TUNIS (Reuters) - Tunisia's attracted 5.5 million tourists in the first ten months a rise of 5.7 percent compared with the same period last year, though revenue fell by 1.7 percent, the tourism ministry said on Tuesday.
Tunisia's tourist industry - a key source of income for the small North African country - has been wary of a fall in bookings after a suicide bomber blew himself up at a popular beach resort two weeks ago.
Revenues from tourism totaled 2.664 billion Tunisian dinars for the first ten months of this year, according to the data released on Tuesday by the ministry.
Revenues reached $2.1 billion last year, up 30 percent from the previous year.
The industry has been returning to normal after the 2011 uprising that toppled Tunisia's autocratic leader President Zine al-Abidine Ben Ali and the political turmoil of the transition to democracy that followed.
But in the first such attack in a decade, a suicide bomber blew himself up in the Tunisian tourist resort of Sousse last month as the country finds itself battling Islamist militants spurred by chaos in neighbouring Libya.
Tourism minister Jamel Ben Gamra said on Monday the incident did not cause cancellation of any reservations.
With the increasing attacks by Islamist militants, Tunisia has tightened security measures on hotels to protect its tourism industry, which provides more than 500,000 jobs.

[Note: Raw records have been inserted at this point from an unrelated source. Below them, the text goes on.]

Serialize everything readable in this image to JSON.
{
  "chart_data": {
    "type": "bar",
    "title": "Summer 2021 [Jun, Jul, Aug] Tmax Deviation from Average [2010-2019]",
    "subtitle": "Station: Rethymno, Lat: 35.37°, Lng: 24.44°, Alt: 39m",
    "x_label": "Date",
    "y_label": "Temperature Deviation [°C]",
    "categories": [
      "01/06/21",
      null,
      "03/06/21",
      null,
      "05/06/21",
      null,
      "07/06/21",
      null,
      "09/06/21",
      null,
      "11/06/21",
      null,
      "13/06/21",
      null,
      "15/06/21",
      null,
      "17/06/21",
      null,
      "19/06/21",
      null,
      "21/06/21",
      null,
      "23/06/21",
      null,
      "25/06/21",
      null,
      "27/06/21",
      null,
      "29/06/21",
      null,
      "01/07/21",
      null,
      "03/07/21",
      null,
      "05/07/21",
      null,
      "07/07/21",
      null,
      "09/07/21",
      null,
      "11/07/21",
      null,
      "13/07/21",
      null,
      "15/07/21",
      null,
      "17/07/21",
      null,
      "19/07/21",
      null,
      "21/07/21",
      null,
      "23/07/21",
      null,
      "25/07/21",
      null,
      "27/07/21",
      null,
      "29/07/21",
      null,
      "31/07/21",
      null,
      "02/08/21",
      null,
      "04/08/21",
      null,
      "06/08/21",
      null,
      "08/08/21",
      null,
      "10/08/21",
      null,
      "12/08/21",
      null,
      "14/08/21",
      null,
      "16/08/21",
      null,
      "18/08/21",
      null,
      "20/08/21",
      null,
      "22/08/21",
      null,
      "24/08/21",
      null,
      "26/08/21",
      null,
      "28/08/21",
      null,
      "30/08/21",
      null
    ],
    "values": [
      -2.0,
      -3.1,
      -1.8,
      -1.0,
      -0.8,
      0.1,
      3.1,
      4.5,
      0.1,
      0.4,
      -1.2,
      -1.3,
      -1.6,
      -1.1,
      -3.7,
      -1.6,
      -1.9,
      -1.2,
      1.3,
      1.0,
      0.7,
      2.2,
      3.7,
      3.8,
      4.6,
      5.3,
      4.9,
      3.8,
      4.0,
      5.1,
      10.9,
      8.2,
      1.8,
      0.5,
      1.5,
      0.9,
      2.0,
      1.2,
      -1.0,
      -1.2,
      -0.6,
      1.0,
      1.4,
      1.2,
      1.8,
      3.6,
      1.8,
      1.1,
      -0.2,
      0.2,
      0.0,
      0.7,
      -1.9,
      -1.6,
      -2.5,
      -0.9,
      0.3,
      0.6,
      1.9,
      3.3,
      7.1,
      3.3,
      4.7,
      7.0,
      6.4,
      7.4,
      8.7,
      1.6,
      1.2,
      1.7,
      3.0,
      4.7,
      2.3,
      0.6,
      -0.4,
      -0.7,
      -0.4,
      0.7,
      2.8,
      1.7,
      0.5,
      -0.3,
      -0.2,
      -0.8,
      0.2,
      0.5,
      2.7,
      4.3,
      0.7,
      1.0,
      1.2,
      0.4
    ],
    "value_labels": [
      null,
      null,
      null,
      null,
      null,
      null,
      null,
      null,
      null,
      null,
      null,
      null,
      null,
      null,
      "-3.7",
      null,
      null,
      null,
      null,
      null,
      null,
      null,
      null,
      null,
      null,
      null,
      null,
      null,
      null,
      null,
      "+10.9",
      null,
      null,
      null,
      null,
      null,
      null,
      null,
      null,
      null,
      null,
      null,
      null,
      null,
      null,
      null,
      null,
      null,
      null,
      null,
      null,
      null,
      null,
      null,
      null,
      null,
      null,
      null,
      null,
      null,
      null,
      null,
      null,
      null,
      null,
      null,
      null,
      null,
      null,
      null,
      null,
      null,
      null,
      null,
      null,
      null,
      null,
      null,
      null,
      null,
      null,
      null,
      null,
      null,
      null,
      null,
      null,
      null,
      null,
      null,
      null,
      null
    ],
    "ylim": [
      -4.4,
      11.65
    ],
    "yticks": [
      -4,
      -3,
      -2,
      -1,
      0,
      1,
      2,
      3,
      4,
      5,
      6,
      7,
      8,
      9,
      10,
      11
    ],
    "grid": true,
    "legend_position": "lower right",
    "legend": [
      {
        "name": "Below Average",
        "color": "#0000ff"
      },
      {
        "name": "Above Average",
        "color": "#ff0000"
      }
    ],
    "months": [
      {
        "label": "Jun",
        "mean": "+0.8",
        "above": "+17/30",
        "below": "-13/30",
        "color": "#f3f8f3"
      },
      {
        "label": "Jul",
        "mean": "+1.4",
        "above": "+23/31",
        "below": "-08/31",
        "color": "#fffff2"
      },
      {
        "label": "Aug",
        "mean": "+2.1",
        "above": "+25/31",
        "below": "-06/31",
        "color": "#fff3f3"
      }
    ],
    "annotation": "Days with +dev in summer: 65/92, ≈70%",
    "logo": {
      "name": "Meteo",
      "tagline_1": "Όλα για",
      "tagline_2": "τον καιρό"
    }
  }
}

The assassination of secular politicians Chokri Belaid and Mohamed Brahmi by Islamist militants this year provoked the worst unrest in Tunisia since the 2011 uprising.
Opposition parties protested for months to demand the moderate ruling Islamist party Ennahda resign. The government has agreed to step down later this month after talks to name a new caretaker administration that will govern until elections.